Why the Process Matters to Practitioners
Within homeopathic practice, the preparation method is not considered optional or ceremonial. Practitioners draw a sharp distinction between a substance that has simply been diluted and one that has been properly potentized through the full dilute-and-shake cycle. A gently stirred solution and a vigorously succussed one are, in their framework, fundamentally different products even if they are chemically identical.

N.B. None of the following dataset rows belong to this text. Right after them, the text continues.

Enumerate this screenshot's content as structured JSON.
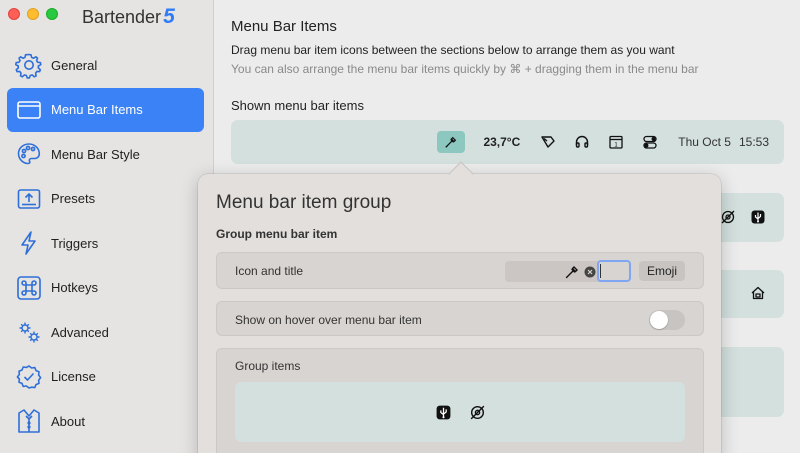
{
  "app": {
    "name": "Bartender",
    "version": "5"
  },
  "sidebar": {
    "items": [
      {
        "label": "General",
        "icon": "gear-icon",
        "active": false
      },
      {
        "label": "Menu Bar Items",
        "icon": "menu-bar-icon",
        "active": true
      },
      {
        "label": "Menu Bar Style",
        "icon": "palette-icon",
        "active": false
      },
      {
        "label": "Presets",
        "icon": "presets-icon",
        "active": false
      },
      {
        "label": "Triggers",
        "icon": "lightning-icon",
        "active": false
      },
      {
        "label": "Hotkeys",
        "icon": "command-key-icon",
        "active": false
      },
      {
        "label": "Advanced",
        "icon": "gears-icon",
        "active": false
      },
      {
        "label": "License",
        "icon": "checkmark-seal-icon",
        "active": false
      },
      {
        "label": "About",
        "icon": "tuxedo-icon",
        "active": false
      }
    ]
  },
  "main": {
    "title": "Menu Bar Items",
    "description": "Drag menu bar item icons between the sections below to arrange them as you want",
    "hint": "You can also arrange the menu bar items quickly by ⌘ + dragging them in the menu bar",
    "shown_label": "Shown menu bar items",
    "menubar": {
      "temperature": "23,7°C",
      "date": "Thu Oct 5",
      "time": "15:53",
      "icons": [
        "eyedropper-icon",
        "weather-icon",
        "headphones-icon",
        "calendar-icon",
        "control-center-icon"
      ]
    }
  },
  "popover": {
    "title": "Menu bar item group",
    "subtitle": "Group menu bar item",
    "icon_title_label": "Icon and title",
    "emoji_button": "Emoji",
    "title_value": "",
    "hover_label": "Show on hover over menu bar item",
    "hover_enabled": false,
    "group_items_label": "Group items",
    "group_items": [
      "usb-icon",
      "eye-slash-icon"
    ]
  },
  "colors": {
    "accent": "#3b82f6",
    "version": "#2f7cf6",
    "section_bg": "#d3e0dd",
    "selected_item": "#8cc7c0"
  }
}
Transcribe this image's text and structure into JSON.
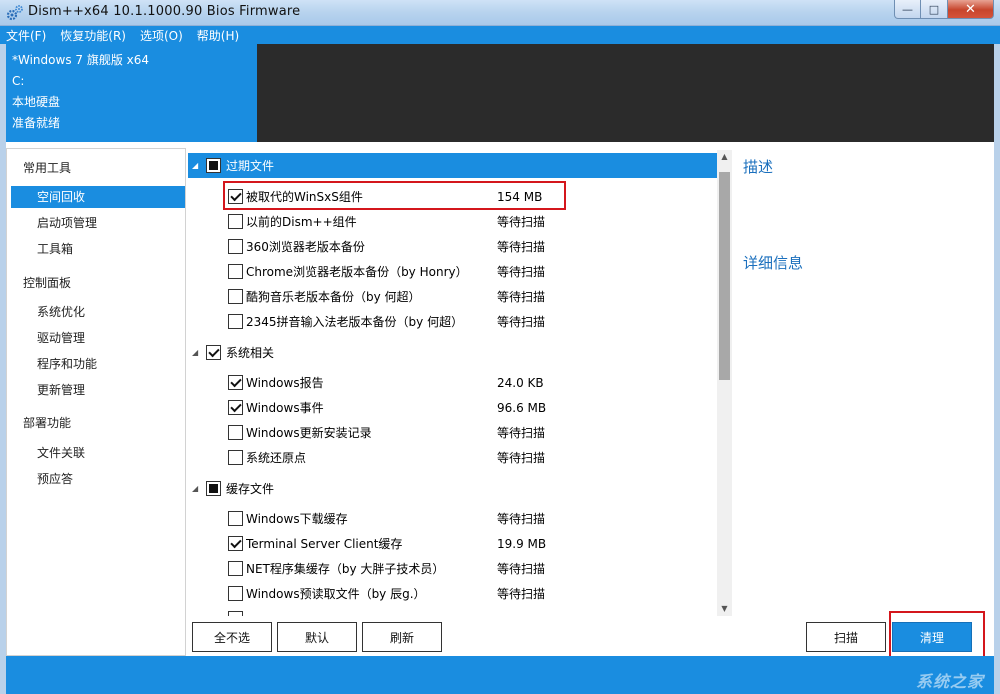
{
  "window": {
    "title": "Dism++x64 10.1.1000.90 Bios Firmware",
    "minimize": "—",
    "maximize": "□",
    "close": "✕"
  },
  "menu": [
    "文件(F)",
    "恢复功能(R)",
    "选项(O)",
    "帮助(H)"
  ],
  "info": {
    "os": "*Windows 7 旗舰版 x64",
    "drive": "C:",
    "disk": "本地硬盘",
    "status": "准备就绪"
  },
  "sidebar": {
    "groups": [
      {
        "label": "常用工具",
        "items": [
          "空间回收",
          "启动项管理",
          "工具箱"
        ]
      },
      {
        "label": "控制面板",
        "items": [
          "系统优化",
          "驱动管理",
          "程序和功能",
          "更新管理"
        ]
      },
      {
        "label": "部署功能",
        "items": [
          "文件关联",
          "预应答"
        ]
      }
    ],
    "active": "空间回收"
  },
  "list": {
    "groups": [
      {
        "label": "过期文件",
        "state": "partial",
        "selected": true,
        "items": [
          {
            "label": "被取代的WinSxS组件",
            "size": "154 MB",
            "checked": true
          },
          {
            "label": "以前的Dism++组件",
            "size": "等待扫描",
            "checked": false
          },
          {
            "label": "360浏览器老版本备份",
            "size": "等待扫描",
            "checked": false
          },
          {
            "label": "Chrome浏览器老版本备份（by Honry）",
            "size": "等待扫描",
            "checked": false
          },
          {
            "label": "酷狗音乐老版本备份（by 何超）",
            "size": "等待扫描",
            "checked": false
          },
          {
            "label": "2345拼音输入法老版本备份（by 何超）",
            "size": "等待扫描",
            "checked": false
          }
        ]
      },
      {
        "label": "系统相关",
        "state": "checked",
        "selected": false,
        "items": [
          {
            "label": "Windows报告",
            "size": "24.0 KB",
            "checked": true
          },
          {
            "label": "Windows事件",
            "size": "96.6 MB",
            "checked": true
          },
          {
            "label": "Windows更新安装记录",
            "size": "等待扫描",
            "checked": false
          },
          {
            "label": "系统还原点",
            "size": "等待扫描",
            "checked": false
          }
        ]
      },
      {
        "label": "缓存文件",
        "state": "partial",
        "selected": false,
        "items": [
          {
            "label": "Windows下载缓存",
            "size": "等待扫描",
            "checked": false
          },
          {
            "label": "Terminal Server Client缓存",
            "size": "19.9 MB",
            "checked": true
          },
          {
            "label": "NET程序集缓存（by 大胖子技术员）",
            "size": "等待扫描",
            "checked": false
          },
          {
            "label": "Windows预读取文件（by 辰g.）",
            "size": "等待扫描",
            "checked": false
          }
        ]
      }
    ]
  },
  "right_panel": {
    "description": "描述",
    "details": "详细信息"
  },
  "buttons": {
    "deselect_all": "全不选",
    "default": "默认",
    "refresh": "刷新",
    "scan": "扫描",
    "clean": "清理"
  },
  "watermark": "系统之家",
  "colors": {
    "accent": "#1a8de0",
    "highlight": "#d4161c"
  }
}
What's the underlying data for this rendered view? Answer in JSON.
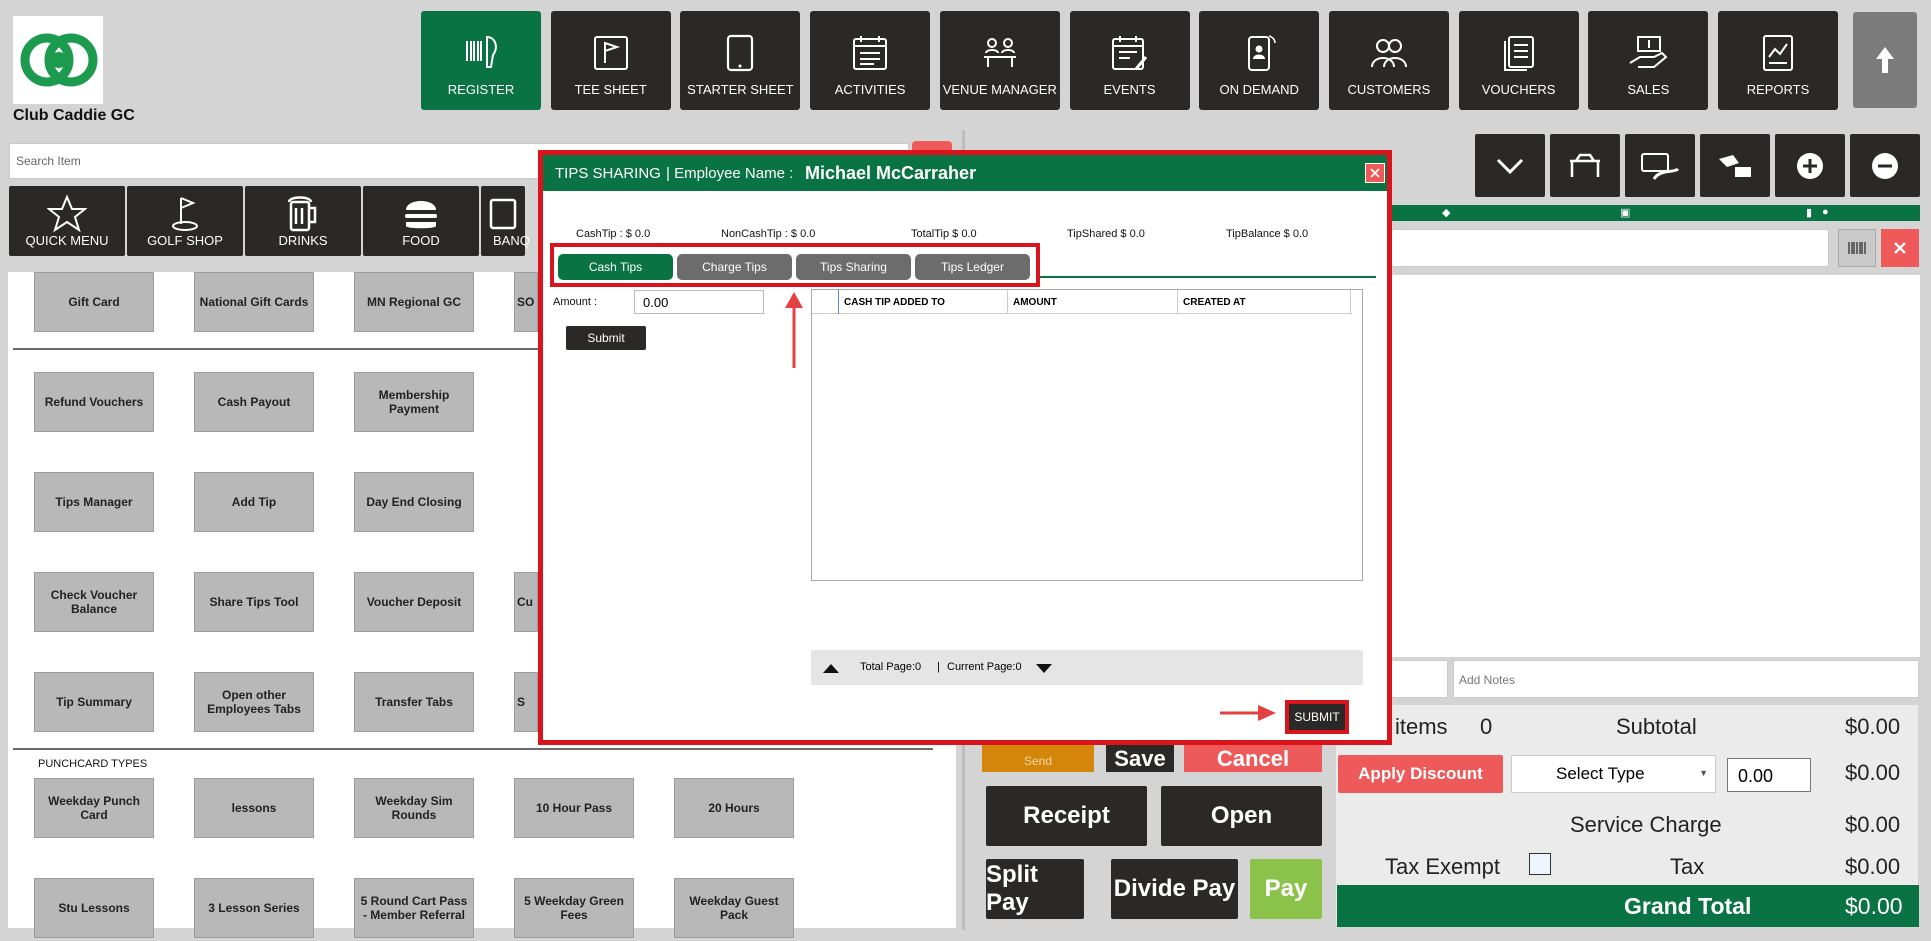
{
  "app": {
    "name": "Club Caddie GC"
  },
  "nav": [
    {
      "label": "REGISTER",
      "icon": "barcode-scanner-icon",
      "active": true
    },
    {
      "label": "TEE SHEET",
      "icon": "flag-icon"
    },
    {
      "label": "STARTER SHEET",
      "icon": "tablet-icon"
    },
    {
      "label": "ACTIVITIES",
      "icon": "calendar-list-icon"
    },
    {
      "label": "VENUE MANAGER",
      "icon": "meeting-table-icon"
    },
    {
      "label": "EVENTS",
      "icon": "calendar-edit-icon"
    },
    {
      "label": "ON DEMAND",
      "icon": "mobile-user-icon"
    },
    {
      "label": "CUSTOMERS",
      "icon": "users-icon"
    },
    {
      "label": "VOUCHERS",
      "icon": "documents-icon"
    },
    {
      "label": "SALES",
      "icon": "money-hand-icon"
    },
    {
      "label": "REPORTS",
      "icon": "report-chart-icon"
    }
  ],
  "search": {
    "placeholder": "Search Item"
  },
  "categories": [
    {
      "label": "QUICK MENU",
      "icon": "star-icon"
    },
    {
      "label": "GOLF SHOP",
      "icon": "golf-icon"
    },
    {
      "label": "DRINKS",
      "icon": "beer-icon"
    },
    {
      "label": "FOOD",
      "icon": "burger-icon"
    },
    {
      "label": "BANQ",
      "icon": "banquet-icon"
    }
  ],
  "items": {
    "row1": [
      "Gift Card",
      "National Gift Cards",
      "MN Regional GC",
      "SO"
    ],
    "row2": [
      "Refund Vouchers",
      "Cash Payout",
      "Membership Payment"
    ],
    "row3": [
      "Tips Manager",
      "Add Tip",
      "Day End Closing"
    ],
    "row4": [
      "Check Voucher Balance",
      "Share Tips Tool",
      "Voucher Deposit",
      "Cu"
    ],
    "row5": [
      "Tip Summary",
      "Open other Employees Tabs",
      "Transfer Tabs",
      "S"
    ]
  },
  "punchcard": {
    "title": "PUNCHCARD TYPES",
    "row1": [
      "Weekday Punch Card",
      "lessons",
      "Weekday Sim Rounds",
      "10 Hour Pass",
      "20 Hours"
    ],
    "row2": [
      "Stu Lessons",
      "3 Lesson Series",
      "5 Round Cart Pass - Member Referral",
      "5 Weekday Green Fees",
      "Weekday Guest Pack"
    ]
  },
  "cart": {
    "notes_placeholder": "Add Notes",
    "items_label": "l items",
    "items_count": "0",
    "subtotal_label": "Subtotal",
    "subtotal": "$0.00",
    "apply_discount": "Apply Discount",
    "select_type": "Select Type",
    "discount_value": "0.00",
    "discount_total": "$0.00",
    "service_charge_label": "Service Charge",
    "service_charge": "$0.00",
    "tax_exempt_label": "Tax Exempt",
    "tax_label": "Tax",
    "tax": "$0.00",
    "grand_total_label": "Grand Total",
    "grand_total": "$0.00",
    "send": "Send",
    "save": "Save",
    "cancel": "Cancel",
    "receipt": "Receipt",
    "open": "Open",
    "split_pay": "Split Pay",
    "divide_pay": "Divide Pay",
    "pay": "Pay"
  },
  "modal": {
    "title": "TIPS SHARING",
    "employee_label": "| Employee Name :",
    "employee_name": "Michael McCarraher",
    "stats": {
      "cash_tip": "CashTip : $ 0.0",
      "non_cash_tip": "NonCashTip : $ 0.0",
      "total_tip": "TotalTip  $ 0.0",
      "tip_shared": "TipShared  $ 0.0",
      "tip_balance": "TipBalance  $ 0.0"
    },
    "tabs": [
      "Cash Tips",
      "Charge Tips",
      "Tips Sharing",
      "Tips Ledger"
    ],
    "amount_label": "Amount :",
    "amount_value": "0.00",
    "submit": "Submit",
    "columns": [
      "CASH TIP ADDED TO",
      "AMOUNT",
      "CREATED AT"
    ],
    "pager": {
      "total": "Total Page:0",
      "separator": "|",
      "current": "Current Page:0"
    },
    "submit_bottom": "SUBMIT"
  },
  "colors": {
    "brand_green": "#0a7343",
    "dark": "#2b2927",
    "highlight_red": "#d9141c",
    "pay_green": "#8bc34a",
    "danger": "#ee5a5a",
    "send_orange": "#d4860b"
  }
}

Research has examined whether succussion produces measurable physical changes in solutions. One study published in Scientific Reports analyzed patterns left by evaporated droplets from preparations that had been succussed with 100 strokes, 10 strokes, or no succussion at all (just gentle mixing). The researchers found distinguishable patterns between the groups, though interpreting what those patterns mean for therapeutic effect remains an open question.
From a scientific standpoint, no homeopathic preparation has been shown to work better than a placebo in large, well-controlled clinical trials. The process described above produces a remedy that is, in most cases, chemically indistinguishable from plain water or sugar. Whether you view that as a feature or a flaw depends entirely on which framework you are working within.